In Pennsylvania the average IQ score is 101.5 The variable is normally distributed and the population standard deviation is known to be 15. A school superintendent claims that students in her school district have an IQ that is significantly greater than the state average.
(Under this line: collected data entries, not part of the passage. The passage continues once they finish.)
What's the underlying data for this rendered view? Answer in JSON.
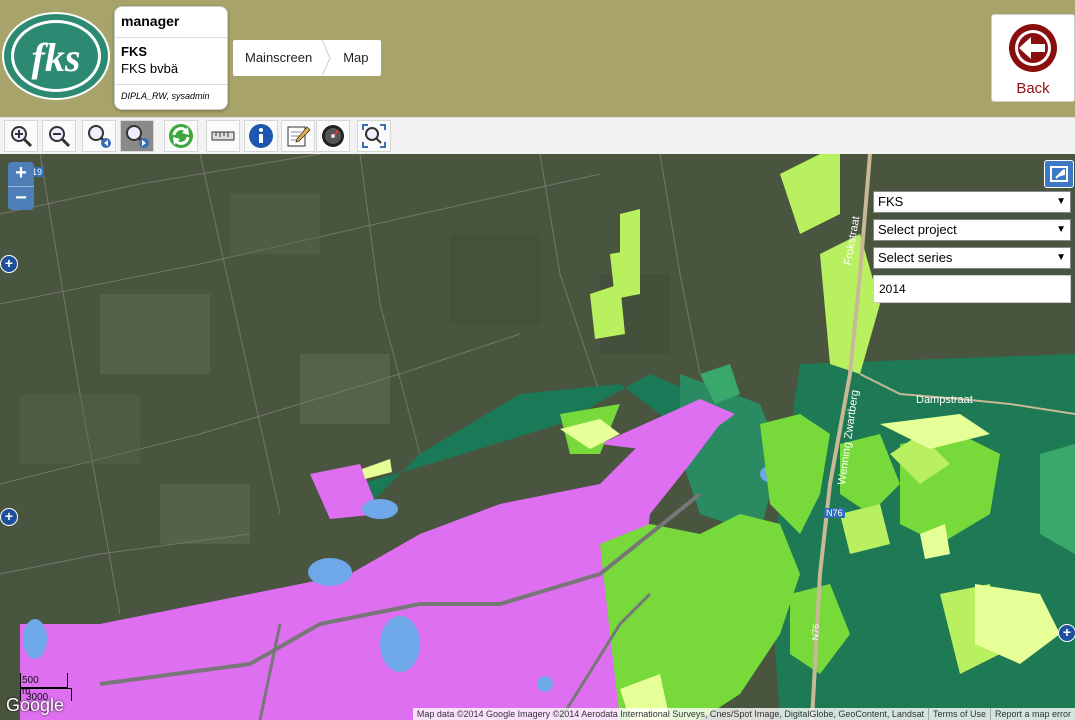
{
  "header": {
    "logo_text": "fks",
    "user_card": {
      "role": "manager",
      "org": "FKS",
      "org_name": "FKS bvbä",
      "permissions": "DIPLA_RW, sysadmin"
    },
    "breadcrumb": [
      "Mainscreen",
      "Map"
    ],
    "back_label": "Back"
  },
  "toolbar": {
    "tools": [
      {
        "icon": "zoom-in-icon"
      },
      {
        "icon": "zoom-out-icon"
      },
      {
        "icon": "zoom-previous-icon"
      },
      {
        "icon": "zoom-next-icon",
        "active": true
      },
      {
        "icon": "refresh-icon"
      },
      {
        "icon": "measure-icon"
      },
      {
        "icon": "info-icon"
      },
      {
        "icon": "edit-icon"
      },
      {
        "icon": "gauge-icon"
      },
      {
        "icon": "full-extent-icon"
      }
    ]
  },
  "map": {
    "zoom_in": "+",
    "zoom_out": "−",
    "selects": {
      "organization": "FKS",
      "project": "Select project",
      "series": "Select series"
    },
    "year": "2014",
    "labels": {
      "road_north": "Frokstraat",
      "road_dampstraat": "Dampstraat",
      "road_wenningerweg": "Wenning Zwartberg",
      "road_n76": "N76",
      "road_n76_south": "N76",
      "road_n19": "19"
    },
    "scale": {
      "metric": "500 m",
      "imperial": "3000 ft"
    },
    "google_logo": "Google",
    "attribution": {
      "map_data": "Map data ©2014 Google Imagery ©2014 Aerodata International Surveys, Cnes/Spot Image, DigitalGlobe, GeoContent, Landsat",
      "terms": "Terms of Use",
      "report": "Report a map error"
    }
  }
}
A random sample of 30 students from her district are selected and the sample mean IQ score was 106.4 Find the p-value for the test and round to 3 decimal places.
a. 0.0736
b. 0.0465
c. 0.0368
d. 0.05
e. 0.963

Answer 1

Answer:

P-value = 0.0368

Step-by-step explanation:

We are given the following in the question:

Population mean, μ = 101.5

Sample mean, $\bar{x}$ = 106.4

Sample size, n = 30

Alpha, α = 0.05

Population standard deviation, σ = 15

First, we design the null and the alternate hypothesis

$H_{0}: \mu = 101.5\\H_A: \mu> 101.5$

We use One-tailed(right) z test to perform this hypothesis.

Formula:

$z_{stat} = \displaystyle\frac{\bar{x} - \mu}{\frac{\sigma}{\sqrt{n}} }$

Putting all the values, we have

$z_{stat} = \displaystyle\frac{106.4 - 101.5}{\frac{15}{\sqrt{30}} } = 1.789$

Now, $z_{critical} \text{ at 0.05 level of significance } = 1.64$

Since,  

$z_{stat} > z_{critical}$

We reject the null hypothesis and accept the alternate hypothesis. Thus, students in Pennsylvania have an IQ that is significantly greater than the state average.

P-value can be calculated with the standard normal table.

P-value = 0.0368

P-value is lower than the significance level.